Mam już dość socjalizmu pod pozorem wolności bo doprowadziliście do takiego zadłużenia kraju że Gierek to przy Was, szanowni politykierzy z PO czy PiSu, wychodzi na dyletanta i amatora. Rozwaliliście podstawy funkcjonowania państwa, obniżyliście i tak niskie zaufanie do instytucji państwa poprzez wsadzenie na te nieefektywne instytucje zbyt wielu zadań kompletnie odpuszczając to co jest podstawą istnienia państwa czyli spraw bezpieczeństwa. To jest kpina że wydajemy, jako kraj frontowy z takim a nie innym sąsiedztwem, 2 % PKB na obronność!!!! Ale to miara Waszej nieodpowiedzialności i krętactwa a jak dopiszemy do tego magiczne slogany "ciepła woda w kranie" to wyczerpujemy cały Wasz "wysiłek" intelektualny. Szkoda to nawet komentować.

QUOTE
Pierwszy pozytywny objaw - Net_Skater przyznał, że trzeba się liczyć przy obniżeniu podatków ze skokowym spadkiem dochodów. cieszę się, że to w końcu zrozumiałeś.
2. A niby dlaczego "zawsze"? Jesteś to w stanie "udowodnić"? smile.gif Specjalnie piszę to w cudzysłowiu, bo nie da się w kontekście naszej dyskusji udowodnić, że takie posunięcie się sprawdza "zawsze". Bo nie przeanalizujesz wszystkich przypadków. I ich nie potwierdzisz. Tego się nie da zrobić fizycznie.

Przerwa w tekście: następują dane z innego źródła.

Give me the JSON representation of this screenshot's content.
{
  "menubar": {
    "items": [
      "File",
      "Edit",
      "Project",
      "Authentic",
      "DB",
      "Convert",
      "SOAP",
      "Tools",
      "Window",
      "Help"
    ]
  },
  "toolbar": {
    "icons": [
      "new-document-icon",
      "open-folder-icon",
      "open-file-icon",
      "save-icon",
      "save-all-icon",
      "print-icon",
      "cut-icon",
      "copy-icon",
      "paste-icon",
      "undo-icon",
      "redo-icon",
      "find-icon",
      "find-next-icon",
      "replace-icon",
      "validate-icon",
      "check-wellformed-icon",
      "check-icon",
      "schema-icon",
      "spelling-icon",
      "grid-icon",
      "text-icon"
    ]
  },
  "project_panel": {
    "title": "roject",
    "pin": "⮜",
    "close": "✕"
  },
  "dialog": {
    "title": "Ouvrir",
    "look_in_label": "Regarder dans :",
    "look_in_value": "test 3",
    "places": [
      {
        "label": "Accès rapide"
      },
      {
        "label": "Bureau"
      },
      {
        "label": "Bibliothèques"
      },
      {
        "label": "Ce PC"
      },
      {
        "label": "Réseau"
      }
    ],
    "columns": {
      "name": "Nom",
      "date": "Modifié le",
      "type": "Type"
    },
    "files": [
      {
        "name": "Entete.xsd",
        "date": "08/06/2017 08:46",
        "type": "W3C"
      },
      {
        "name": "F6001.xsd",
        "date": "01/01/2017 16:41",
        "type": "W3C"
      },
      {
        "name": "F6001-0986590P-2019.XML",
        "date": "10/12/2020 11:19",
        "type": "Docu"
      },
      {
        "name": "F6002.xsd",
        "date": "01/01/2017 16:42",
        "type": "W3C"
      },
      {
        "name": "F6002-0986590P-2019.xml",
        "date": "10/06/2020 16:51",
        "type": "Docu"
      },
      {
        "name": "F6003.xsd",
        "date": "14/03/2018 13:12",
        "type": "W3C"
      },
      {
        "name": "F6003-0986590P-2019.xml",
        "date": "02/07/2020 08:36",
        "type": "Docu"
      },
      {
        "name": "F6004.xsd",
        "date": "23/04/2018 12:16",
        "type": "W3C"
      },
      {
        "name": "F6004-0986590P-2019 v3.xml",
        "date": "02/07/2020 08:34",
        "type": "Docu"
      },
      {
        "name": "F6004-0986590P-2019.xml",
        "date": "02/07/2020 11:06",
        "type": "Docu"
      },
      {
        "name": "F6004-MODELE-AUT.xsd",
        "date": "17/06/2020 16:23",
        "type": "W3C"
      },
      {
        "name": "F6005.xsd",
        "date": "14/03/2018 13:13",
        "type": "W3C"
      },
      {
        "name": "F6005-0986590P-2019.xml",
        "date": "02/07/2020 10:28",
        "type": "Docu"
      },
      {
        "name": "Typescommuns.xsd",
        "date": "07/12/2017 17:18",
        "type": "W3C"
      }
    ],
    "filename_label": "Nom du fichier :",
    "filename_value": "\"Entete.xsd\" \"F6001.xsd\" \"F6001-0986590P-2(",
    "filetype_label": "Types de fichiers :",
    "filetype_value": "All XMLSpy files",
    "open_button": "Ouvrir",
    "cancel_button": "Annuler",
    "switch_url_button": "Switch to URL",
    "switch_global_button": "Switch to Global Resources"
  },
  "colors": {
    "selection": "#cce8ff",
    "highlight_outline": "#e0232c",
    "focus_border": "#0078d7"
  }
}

Socjalista nie zauważył że istnieje dziedzina nauki o nazwie ekonomia które takie sprawy bada!!!! Kolega mógłby w końcu, po 30 latach wolności, odkryć na swój użytek że takie sprawy są dawno udowodnione i dawno przebadane. No ale pod czuprynę nie wchodzi już nic bo przecież przyznanie racji oznaczałoby wyleczenie się z socjalizmu i stanie się liberałem gospodarczym. Poza tym wygodnie jest rządzić niewolnikami jak PiS a nie wolnymi ludźmi którzy mają większy wpływ na decyzje ich dotyczących a cała mentalna koncepcja to tak jak w PiSie wybieranie wygodnych politycznie przykładów z zagranicy jako uzasadnienie dla swojej niekompetencji!
Gratuluję samozaorania i udowodnienia po raz kolejny hipokryzji i nieuctwa rodem z PRLu. Im głupiej tym lepiej co?
QUOTE
No i ten czas do momentu gdy pojawią się owe profity jakoś trzeba przeżyć. Czego chyba nie bierzesz pod uwagę w kontekście naszej dyskusji o latach 2008-2015. Pamiętaj, że balansowaliśmy wtedy na granicy konstytucyjnej bariery dla długu. A to bardzo zmienia postać rzeczy.
Budżet za ubiegły rok w rubryce dochody wynosił 350 mln. W 2010 roku było tego o 100 mld mniej. Tu też nie widzisz różnicy?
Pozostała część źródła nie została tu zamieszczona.